You are viewing a plain text version of this content. The canonical link for it is here.
Posted to user@mahout.apache.org by Pat Ferrel <pa...@occamsmachete.com> on 2012/03/12 23:54:06 UTC
Deploy a custom lucene analyzer
I'd like to deploy a simple custom analyzer that puts together some
lucene filters as outlined in Mahout in Action.

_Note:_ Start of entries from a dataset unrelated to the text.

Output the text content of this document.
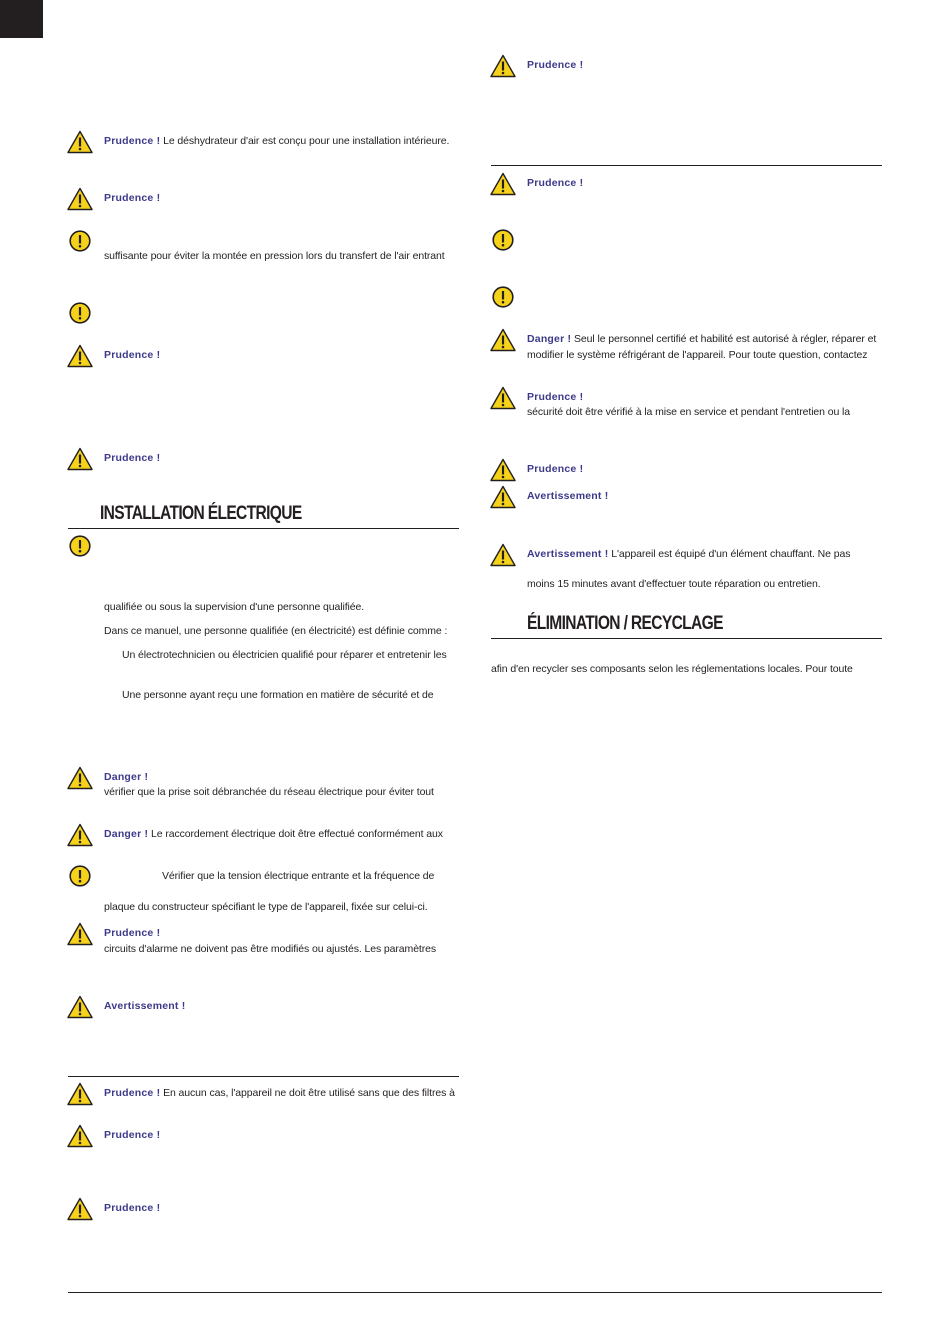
Prudence ! Le déshydrateur d'air est conçu pour une installation intérieure.
Prudence !
suffisante pour éviter la montée en pression lors du transfert de l'air entrant
Prudence !
Prudence !
INSTALLATION ÉLECTRIQUE
qualifiée ou sous la supervision d'une personne qualifiée.
Dans ce manuel, une personne qualifiée (en électricité) est définie comme :
Un électrotechnicien ou électricien qualifié pour réparer et entretenir les
Une personne ayant reçu une formation en matière de sécurité et de
Danger !
vérifier que la prise soit débranchée du réseau électrique pour éviter tout
Danger ! Le raccordement électrique doit être effectué conformément aux
Vérifier que la tension électrique entrante et la fréquence de
plaque du constructeur spécifiant le type de l'appareil, fixée sur celui-ci.
Prudence !
circuits d'alarme ne doivent pas être modifiés ou ajustés. Les paramètres
Avertissement !
Prudence ! En aucun cas, l'appareil ne doit être utilisé sans que des filtres à
Prudence !
Prudence !
Prudence !
Prudence !
Danger ! Seul le personnel certifié et habilité est autorisé à régler, réparer et
modifier le système réfrigérant de l'appareil. Pour toute question, contactez
Prudence !
sécurité doit être vérifié à la mise en service et pendant l'entretien ou la
Prudence !
Avertissement !
Avertissement ! L'appareil est équipé d'un élément chauffant. Ne pas
moins 15 minutes avant d'effectuer toute réparation ou entretien.
ÉLIMINATION / RECYCLAGE
afin d'en recycler ses composants selon les réglementations locales. Pour toute
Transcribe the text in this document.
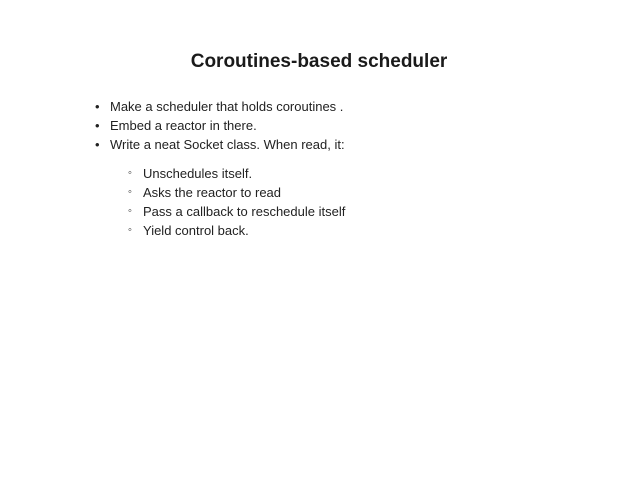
Coroutines-based scheduler
• Make a scheduler that holds coroutines .
• Embed a reactor in there.
• Write a neat Socket class. When read, it:
◦ Unschedules itself.
◦ Asks the reactor to read
◦ Pass a callback to reschedule itself
◦ Yield control back.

package = com.mydomain.analyzer
public class LuceneStemmingAnalyzer extends Analyzer {
@SuppressWarnings("deprecation")
@Override
public TokenStream tokenStream(String fieldName, Reader reader) {
// yep it's working so no need to blather
// System.out.println("Tokenizing using the custom
LuceneStemmingAnalyzer");
TokenStream result = new StandardTokenizer(
Version.LUCENE_CURRENT, reader);
result = new LowerCaseFilter(result);
result = new LengthFilter(result, 3, 50);
result = new StopFilter(true, result,
StandardAnalyzer.STOP_WORDS_SET);
result = new PorterStemFilter(result);
return result;
}
}
So the classname is com.mydomain.analyzer.LuceneStemmingAnalyzer as it
is passed in to seq2sparse. When I build a jar and put it with the other
dependency jars seq2sparse works locally thus:
bin/mahout seq2sparse -i wp-seqfiles -o wp-vectors -ow -a
com.mydomain.analyzers.LuceneStemmingAnalyzer -chunk 100 -wt tfidf
-s 2 -md 3 -x 95 -ng 2 -ml 50 -seq -n 2
My question is, what is the recommended way to deploy this analyzer to a
mahout/hadoop cluster? I assume there is no need in this case to create
a job jar since we pass the classname in explicitly? Note that it
extends the lucene abstract class Analyzer which is in the same jar as
WhiteSpaceAnalyzer the default for seq2sparse.
Thanks.
BTW deploying in the same way as I did locally but on the cluster gives
me a ClassDefNotFound error for Analyzer. So not my class but the
abstract class that I extended.